J-35: c'est le 20 novembre que sera donné le coup d'envoi de la Coupe du monde de football. Une affiche Qatar — Équateur qui n'est pas des plus emballantes et qui correspond à l'atmosphère générale autour du tournoi. Comme l'annonçait Blick il y a une semaine, seule la moitié du contingent de billets disponible pour les supporters suisses a été vendue.
Et ce n'est pas le seul signe de l'indifférence générale autour de cette édition de la plus prestigieuse des compétitions. Un signe ne trompe pas: même les fameuses vignettes Panini ne font pas recette cette année. Ezio Bassi, responsable de l'entreprise pour la Suisse, confirme l'impression de nombreux kiosquiers: «Nous n'atteindront pas les chiffres de la dernière Coupe du monde», reconnaît-il.
Le manager général de l'entreprise confesse une baisse «de quelques pourcents». Valora, qui exploite de nombreux kiosques partout en Suisse, évoque aussi un début de vente «bien plus modéré que les tournois passés». Les vignettes Panini s'y vendent à 1,10 franc pour cinq images.
Le Qatar, un pays sans culture du football
Le phénomène est un bon indicateur, car nulle part ailleurs dans le monde la population ne collectionne autant d'images que dans notre pays, explique Panini. Aussi bons collectionneurs que soient les Suisses, une Coupe du monde de football au Qatar est difficile à accepter, avance Ezio Bassi.
L'homme n'est pas surpris par cette réticence. Voilà des années que les critiques pleuvent à l'encontre de l'émirat du Golfe: charia en vigueur, homosexualité punie par la loi et situation précaire au niveau des droits de l'homme. Le «Guardian» a méticuleusement documenté les problèmes au niveau de la construction des stades, avec des ouvriers migrants qui ont dû faire face à la chaleur du désert et un traitement parfois scandaleuse. Et la Coupe du monde a lieu hors des vacances dans un pays sans culture de football.
À ce niveau, la Coupe du monde est dans une série négative, souligne le manager né à Côme, non loin du Tessin. Les deux précédentes éditions — au Brésil et en Russie — avaient aussi fait l'objet de polémiques et d'appels au boycott. Il estime donc que la baisse des ventes de vignettes n'est pas qu'imputable au Qatar, mais reflète aussi l'augmentation du coût de la vie. «De nombreuses familles sont plus prudentes en raison de l'inflation», avance-t-il. Valora, pour sa part, estime que c'est le fait que le tournoi se déroule en hiver qui est le plus grand motif explicatif.

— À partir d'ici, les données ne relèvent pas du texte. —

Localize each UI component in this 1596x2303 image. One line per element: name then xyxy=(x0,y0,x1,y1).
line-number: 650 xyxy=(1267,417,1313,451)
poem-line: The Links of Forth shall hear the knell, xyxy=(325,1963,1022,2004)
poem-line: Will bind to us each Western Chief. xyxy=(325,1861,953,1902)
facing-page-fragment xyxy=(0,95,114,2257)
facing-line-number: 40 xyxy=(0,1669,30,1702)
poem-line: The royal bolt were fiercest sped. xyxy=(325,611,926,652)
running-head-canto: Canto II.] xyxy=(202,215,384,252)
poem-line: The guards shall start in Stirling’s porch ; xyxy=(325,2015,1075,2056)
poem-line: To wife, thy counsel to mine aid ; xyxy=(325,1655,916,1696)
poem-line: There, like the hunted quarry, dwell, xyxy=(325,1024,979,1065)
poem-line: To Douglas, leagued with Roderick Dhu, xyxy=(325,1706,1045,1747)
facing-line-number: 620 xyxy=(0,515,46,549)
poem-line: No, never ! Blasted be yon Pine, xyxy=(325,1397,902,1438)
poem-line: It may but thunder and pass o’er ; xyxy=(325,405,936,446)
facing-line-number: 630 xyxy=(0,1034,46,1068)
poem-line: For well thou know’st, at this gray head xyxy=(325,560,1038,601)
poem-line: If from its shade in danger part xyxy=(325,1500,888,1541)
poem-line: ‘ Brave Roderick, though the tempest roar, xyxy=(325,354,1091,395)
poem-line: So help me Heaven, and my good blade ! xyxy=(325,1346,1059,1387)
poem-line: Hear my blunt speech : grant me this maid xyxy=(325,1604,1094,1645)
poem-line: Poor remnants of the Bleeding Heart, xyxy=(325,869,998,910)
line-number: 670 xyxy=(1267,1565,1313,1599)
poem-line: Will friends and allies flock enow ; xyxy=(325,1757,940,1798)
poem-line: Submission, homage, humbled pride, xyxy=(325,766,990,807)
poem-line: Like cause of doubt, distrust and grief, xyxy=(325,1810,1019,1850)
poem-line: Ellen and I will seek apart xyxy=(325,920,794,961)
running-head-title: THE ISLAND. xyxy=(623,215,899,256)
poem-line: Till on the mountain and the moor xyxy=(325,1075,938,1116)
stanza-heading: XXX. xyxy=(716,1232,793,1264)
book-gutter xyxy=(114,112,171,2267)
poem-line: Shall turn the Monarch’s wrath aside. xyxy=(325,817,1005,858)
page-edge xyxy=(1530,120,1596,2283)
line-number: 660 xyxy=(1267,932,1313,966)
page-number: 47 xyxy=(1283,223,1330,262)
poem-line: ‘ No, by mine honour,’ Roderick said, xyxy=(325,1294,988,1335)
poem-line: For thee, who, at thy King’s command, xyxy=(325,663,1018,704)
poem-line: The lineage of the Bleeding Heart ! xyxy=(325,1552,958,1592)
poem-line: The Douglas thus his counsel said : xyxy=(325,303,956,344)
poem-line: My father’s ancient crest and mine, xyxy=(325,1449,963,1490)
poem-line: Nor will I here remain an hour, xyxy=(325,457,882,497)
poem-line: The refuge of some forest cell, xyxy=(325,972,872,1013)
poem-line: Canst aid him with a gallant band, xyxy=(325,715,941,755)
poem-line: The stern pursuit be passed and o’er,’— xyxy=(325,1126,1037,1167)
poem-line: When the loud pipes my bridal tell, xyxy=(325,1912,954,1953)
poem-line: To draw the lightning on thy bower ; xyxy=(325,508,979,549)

Des sponsors de la Nati boycottent
Certains sponsors de l'équipe nationale suisse feront eux aussi l'impasse, au moins partiellement, sur le Qatar. L'entreprise horlogère Carl F. Bucherer, qui «voyage volontiers et soutient l'équipe nationale lors de ses matches», a décidé cette fois de ne pas se déplacer avec des invités au Qatar. Et Volkswagen Suisse a aussi fait savoir qu'elle ne ferait pas usage de son droit de prélocation des billets. L'entreprise automobile avait déjà renoncé à la Russie, il y a quatre ans.
Également sponsor de la Nati, Swiss fait preuve d'une certaine retenue diplomatique. Le groupe explique simplement qu'il ne dispose pas d'un contingent de billets et qu'il ne se rend pas régulièrement au Qatar. Les vols vers Dubaï seront simplement prolongés vers Doha durant deux jours en décembre.
Du côté de Puma, le processus interne pour une attribution de billets «est toujours en cours», répond l'entreprise. Le sponsor de la Nati ne semble pas prendre le chemin d'un boycott comme plusieurs autres. «L'intérêt est au rendez-vous comme pour les autres gros événements sportifs», nous répond l'équipementier depuis sa centrale en Allemagne.
Credit Suisse fidèle au Qatar
Enfin, quid du sponsor principal, Credit Suisse? «Nous soutenons les équipes nationales de football lors de tous les tournois», fait savoir le groupe bancaire. Qu'est-ce que cela signifie? «Les détails concernant les activités dans le cadre de ce partenariat ne sont pas communiqués», répond l'entreprise.
Il ne fallait pas vraiment s'attendre à une critique directe du Qatar de la part du géant financier. Après tout, Credit Suisse appartient lui aussi à l'émirat: le fond souverain détient 5% des actions du No 2 bancaire de notre pays. «Du pain et des jeux», aurait-on dit dans la Rome antique.